Lucy Lintott Smith was just 19 when she was diagnosed with Motor Neurone Disease (MND), making her the youngest person in Scotland to be diagnosed with the terminal neurological condition. Editor Melissa Holmes caught up with Lucy, soon after the birth of her third child
Being diagnosed with a progressive, terminal condition at the age of just 19 would change anyone’s perspective on life. Scotland-based Lucy Lintott Smith recently turned 30, had her third child, and hit the incredible milestone of 11 years since her diagnosis of MND. “It’s still very surreal,” admits Lucy. “It had never been in my future planning to get to 11 years. I was so fixated on the 10 years. I was told 18 months… so to get 11 years is just unreal.”
People with MND experience a range of symptoms, including weakness in their ankle, leg or hand grip, weight loss, slurred speech and muscle cramps. It happens when cells in the brain – the motor neurones – gradually stop working over time, and mainly affects people in their 60s and 70s. It limits life expectancy, and there is no cure.
Lucy acknowledges that her symptoms are “probably worsening all the time. Mine’s so slow that it’s not really recognisable. If you see me sporadically, like once a year, then you’d notice my speech was a little bit worse, for example.” She says some days are better than others, but she misses being able to be on autopilot: “You know, when you’re busy and your mind and body just take over,” she reflects. “I can’t do that anymore. I want to snap out of it, get on and do things, but I can’t. That’s probably the most frustrating thing.”
MILESTONES
So what’s kept Lucy going, and helped her beat the odds? “I think one of the main reasons I’m still here and haven’t given up is because of the kids,” she says. “Seeing their milestones helps me get through. Being a mum, you can’t stay in bed. You’ve got to get up, feed them, wash them, entertain them and tidy up after them all day long.”

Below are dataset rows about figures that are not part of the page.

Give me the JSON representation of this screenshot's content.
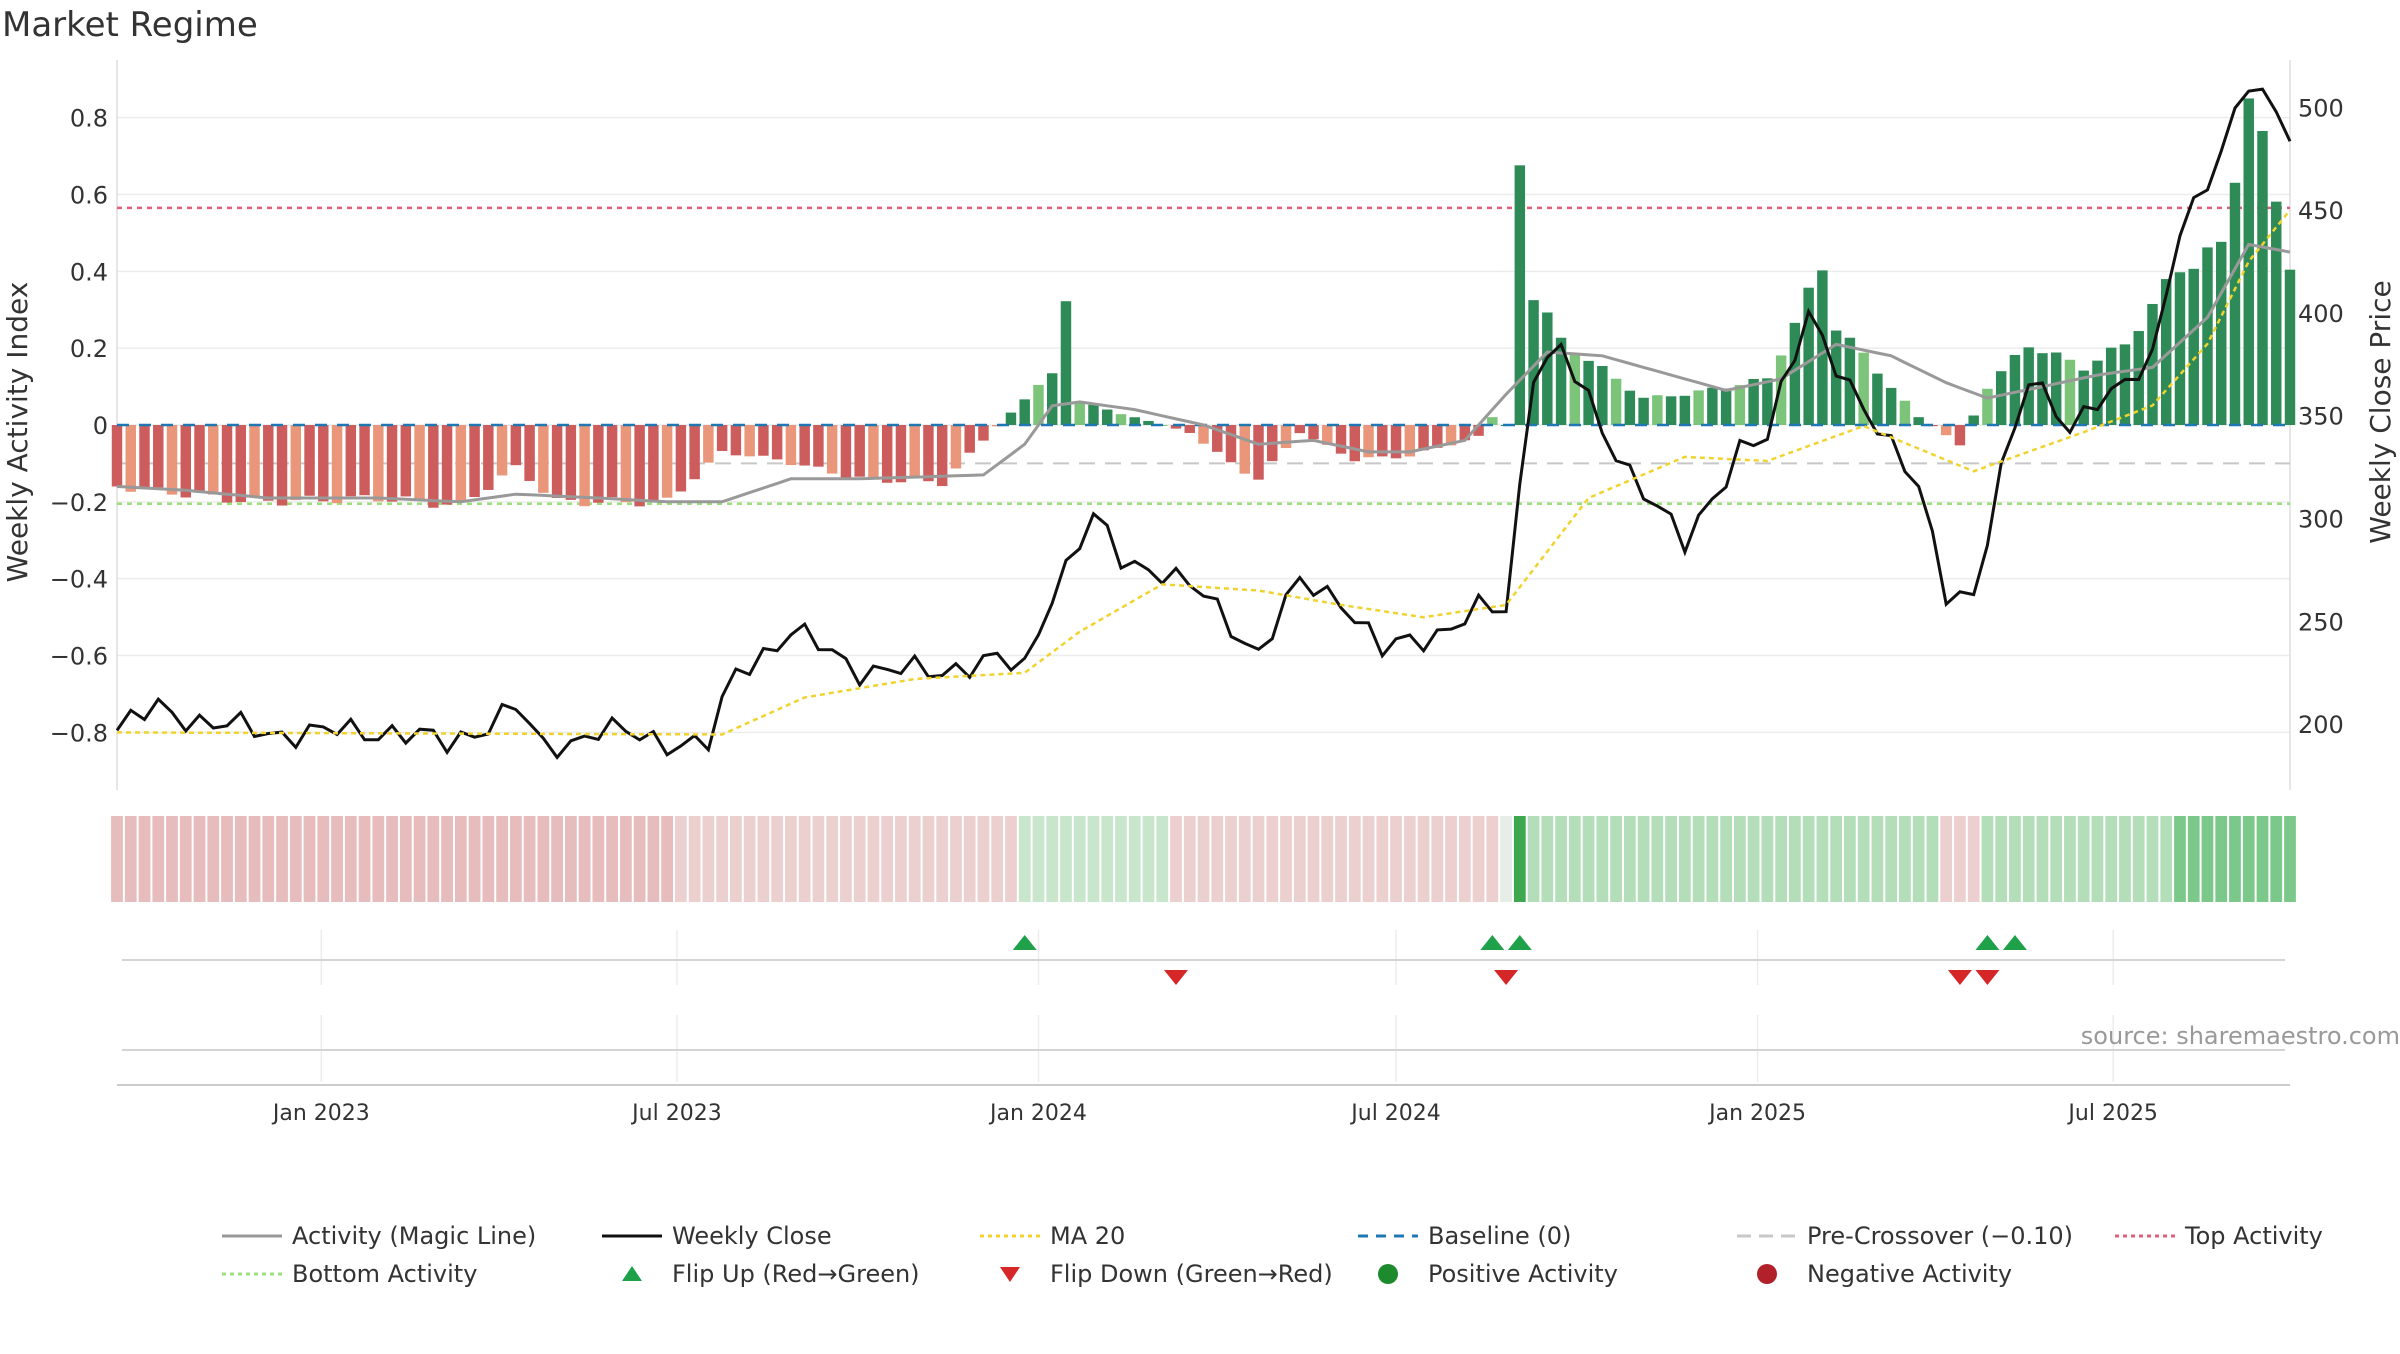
{
  "title": "Market Regime",
  "source": "source: sharemaestro.com",
  "colors": {
    "magic_line": "#999999",
    "close": "#111111",
    "ma20": "#f0d32e",
    "baseline": "#1f77b4",
    "pre_crossover": "#c8c8c8",
    "top_activity": "#e0607a",
    "bottom_activity": "#9be07a",
    "flip_up": "#1fa14a",
    "flip_down": "#d62728",
    "pos_strong": "#2e8b57",
    "pos_weak": "#7cc47a",
    "neg_strong": "#cd5c5c",
    "neg_weak": "#e9967a"
  },
  "chart_data": {
    "type": "bar",
    "title": "Market Regime",
    "x_axis": {
      "type": "date",
      "start": "2022-09-19",
      "end": "2025-09-29",
      "ticks": [
        "2023-01-01",
        "2023-07-01",
        "2024-01-01",
        "2024-07-01",
        "2025-01-01",
        "2025-07-01"
      ],
      "tick_labels": [
        "Jan 2023",
        "Jul 2023",
        "Jan 2024",
        "Jul 2024",
        "Jan 2025",
        "Jul 2025"
      ]
    },
    "y_left": {
      "label": "Weekly Activity Index",
      "range": [
        -0.95,
        0.95
      ],
      "ticks": [
        -0.8,
        -0.6,
        -0.4,
        -0.2,
        0,
        0.2,
        0.4,
        0.6,
        0.8
      ],
      "tick_labels": [
        "−0.8",
        "−0.6",
        "−0.4",
        "−0.2",
        "0",
        "0.2",
        "0.4",
        "0.6",
        "0.8"
      ]
    },
    "y_right": {
      "label": "Weekly Close Price",
      "range": [
        168,
        523
      ],
      "ticks": [
        200,
        250,
        300,
        350,
        400,
        450,
        500
      ],
      "tick_labels": [
        "200",
        "250",
        "300",
        "350",
        "400",
        "450",
        "500"
      ]
    },
    "reference_lines": {
      "baseline": 0,
      "pre_crossover": -0.1,
      "top_activity": 0.565,
      "bottom_activity": -0.205
    },
    "grid": true,
    "legend_position": "bottom",
    "series": [
      {
        "name": "Activity (Magic Line)",
        "type": "line",
        "axis": "left",
        "knots": [
          [
            "2022-09-19",
            -0.16
          ],
          [
            "2022-10-24",
            -0.17
          ],
          [
            "2022-12-05",
            -0.19
          ],
          [
            "2023-01-30",
            -0.19
          ],
          [
            "2023-03-13",
            -0.2
          ],
          [
            "2023-04-10",
            -0.18
          ],
          [
            "2023-05-22",
            -0.19
          ],
          [
            "2023-06-26",
            -0.2
          ],
          [
            "2023-07-24",
            -0.2
          ],
          [
            "2023-08-28",
            -0.14
          ],
          [
            "2023-10-02",
            -0.14
          ],
          [
            "2023-12-04",
            -0.13
          ],
          [
            "2023-12-25",
            -0.05
          ],
          [
            "2024-01-08",
            0.05
          ],
          [
            "2024-01-22",
            0.06
          ],
          [
            "2024-02-19",
            0.04
          ],
          [
            "2024-03-25",
            0.0
          ],
          [
            "2024-04-22",
            -0.05
          ],
          [
            "2024-05-20",
            -0.04
          ],
          [
            "2024-06-17",
            -0.07
          ],
          [
            "2024-07-08",
            -0.07
          ],
          [
            "2024-08-05",
            -0.04
          ],
          [
            "2024-08-26",
            0.08
          ],
          [
            "2024-09-16",
            0.19
          ],
          [
            "2024-10-14",
            0.18
          ],
          [
            "2024-11-18",
            0.13
          ],
          [
            "2024-12-16",
            0.09
          ],
          [
            "2025-01-13",
            0.12
          ],
          [
            "2025-02-10",
            0.21
          ],
          [
            "2025-03-10",
            0.18
          ],
          [
            "2025-04-07",
            0.11
          ],
          [
            "2025-04-28",
            0.07
          ],
          [
            "2025-05-26",
            0.1
          ],
          [
            "2025-06-23",
            0.13
          ],
          [
            "2025-07-21",
            0.15
          ],
          [
            "2025-08-18",
            0.28
          ],
          [
            "2025-09-08",
            0.47
          ],
          [
            "2025-09-29",
            0.45
          ]
        ]
      },
      {
        "name": "Weekly Close",
        "type": "line",
        "axis": "right",
        "knots": [
          [
            "2022-09-19",
            197
          ],
          [
            "2022-10-10",
            208
          ],
          [
            "2022-11-07",
            200
          ],
          [
            "2022-12-05",
            196
          ],
          [
            "2023-01-09",
            196
          ],
          [
            "2023-02-06",
            197
          ],
          [
            "2023-03-06",
            190
          ],
          [
            "2023-04-10",
            208
          ],
          [
            "2023-04-24",
            188
          ],
          [
            "2023-05-22",
            197
          ],
          [
            "2023-06-26",
            192
          ],
          [
            "2023-07-17",
            190
          ],
          [
            "2023-07-31",
            225
          ],
          [
            "2023-08-28",
            245
          ],
          [
            "2023-10-02",
            227
          ],
          [
            "2023-11-06",
            225
          ],
          [
            "2023-12-04",
            231
          ],
          [
            "2023-12-25",
            227
          ],
          [
            "2024-01-08",
            265
          ],
          [
            "2024-01-29",
            300
          ],
          [
            "2024-02-12",
            280
          ],
          [
            "2024-03-04",
            275
          ],
          [
            "2024-03-25",
            262
          ],
          [
            "2024-04-22",
            235
          ],
          [
            "2024-05-13",
            268
          ],
          [
            "2024-06-03",
            262
          ],
          [
            "2024-06-24",
            235
          ],
          [
            "2024-07-22",
            245
          ],
          [
            "2024-08-12",
            255
          ],
          [
            "2024-08-26",
            255
          ],
          [
            "2024-09-09",
            374
          ],
          [
            "2024-09-23",
            382
          ],
          [
            "2024-10-14",
            342
          ],
          [
            "2024-11-04",
            315
          ],
          [
            "2024-11-25",
            286
          ],
          [
            "2024-12-23",
            335
          ],
          [
            "2025-01-06",
            338
          ],
          [
            "2025-01-27",
            402
          ],
          [
            "2025-02-24",
            350
          ],
          [
            "2025-03-24",
            320
          ],
          [
            "2025-04-07",
            262
          ],
          [
            "2025-04-21",
            258
          ],
          [
            "2025-05-05",
            325
          ],
          [
            "2025-05-19",
            370
          ],
          [
            "2025-06-09",
            340
          ],
          [
            "2025-06-23",
            360
          ],
          [
            "2025-07-21",
            375
          ],
          [
            "2025-08-04",
            440
          ],
          [
            "2025-08-25",
            480
          ],
          [
            "2025-09-08",
            510
          ],
          [
            "2025-09-29",
            490
          ]
        ]
      },
      {
        "name": "MA 20",
        "type": "line",
        "axis": "right",
        "knots": [
          [
            "2022-09-19",
            196
          ],
          [
            "2023-07-24",
            195
          ],
          [
            "2023-09-04",
            213
          ],
          [
            "2023-10-30",
            222
          ],
          [
            "2023-12-25",
            225
          ],
          [
            "2024-01-22",
            245
          ],
          [
            "2024-03-04",
            268
          ],
          [
            "2024-04-22",
            265
          ],
          [
            "2024-06-03",
            258
          ],
          [
            "2024-07-15",
            252
          ],
          [
            "2024-08-26",
            258
          ],
          [
            "2024-10-07",
            310
          ],
          [
            "2024-11-25",
            330
          ],
          [
            "2025-01-06",
            328
          ],
          [
            "2025-02-24",
            345
          ],
          [
            "2025-04-21",
            323
          ],
          [
            "2025-06-16",
            342
          ],
          [
            "2025-07-21",
            355
          ],
          [
            "2025-08-18",
            385
          ],
          [
            "2025-09-08",
            425
          ],
          [
            "2025-09-29",
            450
          ]
        ]
      }
    ],
    "activity_bars": [
      [
        "2022-09-19",
        -0.16
      ],
      [
        "2022-10-24",
        -0.18
      ],
      [
        "2022-11-28",
        -0.2
      ],
      [
        "2023-01-30",
        -0.19
      ],
      [
        "2023-03-13",
        -0.21
      ],
      [
        "2023-04-10",
        -0.11
      ],
      [
        "2023-05-01",
        -0.2
      ],
      [
        "2023-06-26",
        -0.2
      ],
      [
        "2023-07-24",
        -0.07
      ],
      [
        "2023-08-21",
        -0.09
      ],
      [
        "2023-10-02",
        -0.14
      ],
      [
        "2023-11-13",
        -0.15
      ],
      [
        "2023-12-25",
        0.07
      ],
      [
        "2024-01-08",
        0.13
      ],
      [
        "2024-01-15",
        0.34
      ],
      [
        "2024-01-22",
        0.06
      ],
      [
        "2024-02-19",
        0.02
      ],
      [
        "2024-03-18",
        -0.02
      ],
      [
        "2024-04-08",
        -0.1
      ],
      [
        "2024-04-22",
        -0.14
      ],
      [
        "2024-05-13",
        -0.02
      ],
      [
        "2024-06-10",
        -0.09
      ],
      [
        "2024-07-08",
        -0.08
      ],
      [
        "2024-08-12",
        -0.03
      ],
      [
        "2024-08-19",
        0.02
      ],
      [
        "2024-08-26",
        0.0
      ],
      [
        "2024-09-02",
        0.7
      ],
      [
        "2024-09-09",
        0.34
      ],
      [
        "2024-09-23",
        0.22
      ],
      [
        "2024-11-04",
        0.07
      ],
      [
        "2024-11-25",
        0.08
      ],
      [
        "2025-01-06",
        0.12
      ],
      [
        "2025-02-03",
        0.41
      ],
      [
        "2025-02-10",
        0.26
      ],
      [
        "2025-03-24",
        0.02
      ],
      [
        "2025-04-14",
        -0.05
      ],
      [
        "2025-04-28",
        0.1
      ],
      [
        "2025-05-19",
        0.21
      ],
      [
        "2025-06-16",
        0.15
      ],
      [
        "2025-07-07",
        0.21
      ],
      [
        "2025-08-04",
        0.41
      ],
      [
        "2025-08-25",
        0.46
      ],
      [
        "2025-09-08",
        0.87
      ],
      [
        "2025-09-29",
        0.43
      ]
    ],
    "regime_strip": [
      [
        "2022-09-19",
        "2023-06-26",
        "#e6bcbc"
      ],
      [
        "2023-07-03",
        "2023-12-18",
        "#ecd0d0"
      ],
      [
        "2023-12-25",
        "2024-03-04",
        "#c8e6cc"
      ],
      [
        "2024-03-11",
        "2024-08-19",
        "#ecd0d0"
      ],
      [
        "2024-08-26",
        "2024-08-26",
        "#e6ece6"
      ],
      [
        "2024-09-02",
        "2024-09-02",
        "#3ea84e"
      ],
      [
        "2024-09-09",
        "2025-03-31",
        "#b4deba"
      ],
      [
        "2025-04-07",
        "2025-04-21",
        "#ecd0d0"
      ],
      [
        "2025-04-28",
        "2025-07-28",
        "#b4deba"
      ],
      [
        "2025-08-04",
        "2025-09-29",
        "#7cc88a"
      ]
    ],
    "signals": {
      "flip_up": [
        "2023-12-25",
        "2024-08-19",
        "2024-09-02",
        "2025-04-28",
        "2025-05-12"
      ],
      "flip_down": [
        "2024-03-11",
        "2024-08-26",
        "2025-04-14",
        "2025-04-28"
      ]
    }
  },
  "legend": [
    {
      "label": "Activity (Magic Line)",
      "kind": "line",
      "color": "#999999",
      "dash": ""
    },
    {
      "label": "Weekly Close",
      "kind": "line",
      "color": "#111111",
      "dash": ""
    },
    {
      "label": "MA 20",
      "kind": "line",
      "color": "#f0d32e",
      "dash": "4,4"
    },
    {
      "label": "Baseline (0)",
      "kind": "line",
      "color": "#1f77b4",
      "dash": "10,8"
    },
    {
      "label": "Pre-Crossover (−0.10)",
      "kind": "line",
      "color": "#c8c8c8",
      "dash": "14,8"
    },
    {
      "label": "Top Activity",
      "kind": "line",
      "color": "#e0607a",
      "dash": "4,4"
    },
    {
      "label": "Bottom Activity",
      "kind": "line",
      "color": "#9be07a",
      "dash": "4,4"
    },
    {
      "label": "Flip Up (Red→Green)",
      "kind": "triangle-up",
      "color": "#1fa14a",
      "dash": ""
    },
    {
      "label": "Flip Down (Green→Red)",
      "kind": "triangle-down",
      "color": "#d62728",
      "dash": ""
    },
    {
      "label": "Positive Activity",
      "kind": "dot",
      "color": "#1e8a2e",
      "dash": ""
    },
    {
      "label": "Negative Activity",
      "kind": "dot",
      "color": "#b2202a",
      "dash": ""
    }
  ]
}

Conceiving and birthing three children naturally is a challenge for any person, but when you have MND, it’s kind of miraculous. In September 2024, Lucy and her husband Tommy welcomed their third child into the world. They now have three children under five, although Lucy was told her body would never handle pregnancy.
SURPRISE
She told us: “This pregnancy was such a surprise. We chose to keep this one to ourselves till after she was born, to have some normality.” She describes recovery from the birth as “harder than the other two – it’s hard to know what’s MND and what’s actually labour. I’ve never been good with the lack of sleep, and she’s really testing that.”
Lucy is a full-time wheelchair user, and her care package hasn’t changed since her daughter was born. “A lot of it falls on my husband,” she admits. “He does everything and is there every day, he gets all the rubbish jobs – I think I’ve changed one nappy; he’s always changed every nappy.”
All the same, Lucy gives her all to her kids, from cuddles in her powerchair while she moves her legs to help relieve her little one’s colic, being there for them every day. What does she find most rewarding about motherhood? “That’s a hard one!” she laughs. “Probably the way you see them develop as a person. Like my son, he used to hate water and swimming. But we took him to lessons every week and he can now put his face under the water. It seems such a small thing, but because it’s taken him so long to get to that point, it’s so rewarding.”
CHANGED PERSPECTIVE
She believes her perspective on life has changed a lot since she became a mother. “I don’t dwell on the small things anymore,” she confesses. “I don’t know what it is – you grow up and you just don’t care as much. That sounds bad, but I mean about other people’s opinions – I’m like ‘oh well!’.”
Over the years, Lucy has raised thousands for charities like MND Scotland, and has used her blog, a TV programme, speaking opportunities and her social media to raise awareness about life with the disease, which affects up to 5,000 adults in the UK at any one time.
She’s taking a break from her fundraising efforts for now – an epidural during birthing has caused some ongoing pain. But that doesn’t mean she’s not keeping herself busy. “I’ve already done the first year of an accounting degree,” she explains. “Hopefully the degree will be done by the time my youngest is in school.” Lucy’s resilience and drive are impressive, and she says: “I don’t cope well mentally when I’m not doing stuff. I get tired easily physically, but mentally if I’m not doing things then I can’t sleep.”
And as for her hopes and dreams further into the future? Lucy wants the same as everyone else. “It goes without saying that I hope there’s a cure soon,” she reveals. “There are a lot of trials being done; I just hope one of them can either reverse MND or stop it in its tracks.” This would be lifechanging: “It would be more lifechanging for the ones that haven’t yet been diagnosed. It’s such a hard thing, being diagnosed as terminal: they tell you ‘There’s nothing we can do’, and then you’ve just got to get on with it. It’s probably the hardest thing to comprehend.”